Perhaps less obvious are the impacts of oracy on other subject areas. Jeremy Pentreath, Co-Headteacher at The Oaks Primary in Ipswich, argues that “it isn’t just about learning to talk, it’s about learning through talk”. One of the maths specialists at The Oaks describes how talking in public helps children think through their strategies for solving problems, giving them a better understanding of the underlying process. The school’s oracy interventions have been linked with improvements in maths reasoning skills. The teachers are so convinced of the value of oracy that the Early Years coordinator at The Oaks now describes the curriculum as being “saturated in talk”.

At a policy level, the UK introduced the National Oracy Project in the 1980s. However, when the National Literacy Strategy was launched in 1998 there was a marked shift away from speaking and listening in favour of a focus on reading and writing. Over the last twenty years, education policy makers have successfully made verbal communication skills a core component of their curriculum guidance again, particularly for younger children. In 2008, the government launched the wonderfully named “Every child a talker” scheme, which was followed by the “Talk for writing” project a few years later.

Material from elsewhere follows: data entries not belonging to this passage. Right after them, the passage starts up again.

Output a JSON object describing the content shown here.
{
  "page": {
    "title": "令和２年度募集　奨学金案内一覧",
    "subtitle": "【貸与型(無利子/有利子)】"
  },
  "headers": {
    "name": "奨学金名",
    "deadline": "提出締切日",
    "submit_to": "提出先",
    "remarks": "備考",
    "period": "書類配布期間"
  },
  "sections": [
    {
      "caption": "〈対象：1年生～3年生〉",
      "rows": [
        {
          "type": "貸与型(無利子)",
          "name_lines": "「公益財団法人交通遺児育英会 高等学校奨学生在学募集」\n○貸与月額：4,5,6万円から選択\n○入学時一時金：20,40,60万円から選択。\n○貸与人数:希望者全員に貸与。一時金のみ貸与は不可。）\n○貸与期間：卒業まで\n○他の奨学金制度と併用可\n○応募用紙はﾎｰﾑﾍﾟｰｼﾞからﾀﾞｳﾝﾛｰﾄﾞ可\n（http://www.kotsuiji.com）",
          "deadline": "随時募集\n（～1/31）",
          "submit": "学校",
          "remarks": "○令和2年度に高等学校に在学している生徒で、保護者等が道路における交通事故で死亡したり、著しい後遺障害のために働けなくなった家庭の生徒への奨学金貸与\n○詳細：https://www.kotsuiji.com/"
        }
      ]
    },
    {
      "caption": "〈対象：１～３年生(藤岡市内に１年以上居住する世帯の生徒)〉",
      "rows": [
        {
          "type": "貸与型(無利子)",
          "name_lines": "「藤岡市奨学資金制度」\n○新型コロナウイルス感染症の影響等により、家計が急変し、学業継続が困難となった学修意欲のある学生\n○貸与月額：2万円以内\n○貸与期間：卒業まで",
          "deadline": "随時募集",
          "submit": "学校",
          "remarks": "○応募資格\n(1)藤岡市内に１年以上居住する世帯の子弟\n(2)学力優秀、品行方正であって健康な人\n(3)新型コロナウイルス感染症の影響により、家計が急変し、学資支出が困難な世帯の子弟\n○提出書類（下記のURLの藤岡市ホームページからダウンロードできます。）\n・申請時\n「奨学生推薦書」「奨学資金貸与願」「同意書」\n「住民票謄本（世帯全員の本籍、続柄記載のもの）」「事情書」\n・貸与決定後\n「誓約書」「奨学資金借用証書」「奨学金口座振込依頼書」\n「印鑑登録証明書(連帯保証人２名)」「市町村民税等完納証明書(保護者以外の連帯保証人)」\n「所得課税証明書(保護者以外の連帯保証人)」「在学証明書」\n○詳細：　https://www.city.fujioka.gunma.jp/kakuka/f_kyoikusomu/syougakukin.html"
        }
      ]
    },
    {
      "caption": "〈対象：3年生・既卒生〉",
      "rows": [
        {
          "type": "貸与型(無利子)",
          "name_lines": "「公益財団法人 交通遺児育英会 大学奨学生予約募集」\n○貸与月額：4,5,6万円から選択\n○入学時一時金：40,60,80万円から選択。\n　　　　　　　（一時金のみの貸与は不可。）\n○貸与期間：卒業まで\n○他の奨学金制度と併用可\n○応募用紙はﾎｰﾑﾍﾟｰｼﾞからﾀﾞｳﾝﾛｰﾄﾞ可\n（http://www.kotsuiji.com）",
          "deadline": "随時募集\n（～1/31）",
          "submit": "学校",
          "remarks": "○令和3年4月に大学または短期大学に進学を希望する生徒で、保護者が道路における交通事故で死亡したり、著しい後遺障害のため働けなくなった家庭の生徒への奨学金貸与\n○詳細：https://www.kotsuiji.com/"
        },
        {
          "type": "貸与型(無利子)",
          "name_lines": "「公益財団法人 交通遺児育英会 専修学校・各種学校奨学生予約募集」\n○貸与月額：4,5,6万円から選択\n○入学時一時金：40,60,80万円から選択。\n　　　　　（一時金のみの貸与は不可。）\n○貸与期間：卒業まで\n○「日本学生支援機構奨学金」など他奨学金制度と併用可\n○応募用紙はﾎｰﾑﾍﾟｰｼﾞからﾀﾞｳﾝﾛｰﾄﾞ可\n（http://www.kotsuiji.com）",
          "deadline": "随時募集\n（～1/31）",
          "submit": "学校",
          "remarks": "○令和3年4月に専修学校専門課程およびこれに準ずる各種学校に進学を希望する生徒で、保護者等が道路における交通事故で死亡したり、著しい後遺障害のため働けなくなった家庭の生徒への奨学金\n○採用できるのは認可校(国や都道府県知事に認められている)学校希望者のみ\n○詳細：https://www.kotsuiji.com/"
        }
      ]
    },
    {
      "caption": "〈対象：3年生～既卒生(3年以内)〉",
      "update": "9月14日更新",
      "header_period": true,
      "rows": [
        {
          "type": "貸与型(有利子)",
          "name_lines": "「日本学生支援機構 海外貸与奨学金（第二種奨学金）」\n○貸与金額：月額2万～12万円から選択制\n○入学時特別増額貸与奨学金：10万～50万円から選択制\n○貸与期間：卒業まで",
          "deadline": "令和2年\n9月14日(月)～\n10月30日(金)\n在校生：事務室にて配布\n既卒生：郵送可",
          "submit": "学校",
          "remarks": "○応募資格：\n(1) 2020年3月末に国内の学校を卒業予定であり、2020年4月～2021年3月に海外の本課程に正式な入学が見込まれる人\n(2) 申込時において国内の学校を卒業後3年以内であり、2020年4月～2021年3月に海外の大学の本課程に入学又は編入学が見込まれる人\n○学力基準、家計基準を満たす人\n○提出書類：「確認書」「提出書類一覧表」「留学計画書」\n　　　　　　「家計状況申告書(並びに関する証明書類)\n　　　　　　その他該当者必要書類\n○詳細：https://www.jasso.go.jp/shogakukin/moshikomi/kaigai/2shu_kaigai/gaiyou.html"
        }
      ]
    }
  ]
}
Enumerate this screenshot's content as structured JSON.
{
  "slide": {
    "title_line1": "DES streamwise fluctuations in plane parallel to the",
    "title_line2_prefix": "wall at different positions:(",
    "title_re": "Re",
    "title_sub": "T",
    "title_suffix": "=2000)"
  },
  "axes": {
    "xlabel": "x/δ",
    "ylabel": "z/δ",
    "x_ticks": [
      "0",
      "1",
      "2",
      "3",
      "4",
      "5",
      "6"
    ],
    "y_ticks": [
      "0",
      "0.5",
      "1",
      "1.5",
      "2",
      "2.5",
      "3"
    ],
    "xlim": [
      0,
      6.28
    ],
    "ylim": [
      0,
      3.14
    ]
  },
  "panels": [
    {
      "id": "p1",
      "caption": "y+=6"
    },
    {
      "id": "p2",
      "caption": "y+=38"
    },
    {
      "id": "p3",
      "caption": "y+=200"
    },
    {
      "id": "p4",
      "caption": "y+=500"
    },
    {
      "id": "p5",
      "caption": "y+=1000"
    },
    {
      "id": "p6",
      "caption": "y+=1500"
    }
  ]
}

The Oracy APPG report picks up the baton from these earlier initiatives and describes how verbal communication is more important than ever with schools attempting to redress the impacts of the Covid pandemic. As in other areas, educational detriments have been disproportionately severe for socially disadvantaged children. Two thirds of primary teachers report that school closures have had a negative effect on the spoken language of students eligible for pupil premium (compared to 20% of teachers for the most advantaged pupils).

As a primary pupil at the Oaks Primary puts it: “If you don’t speak, how are you going to learn?”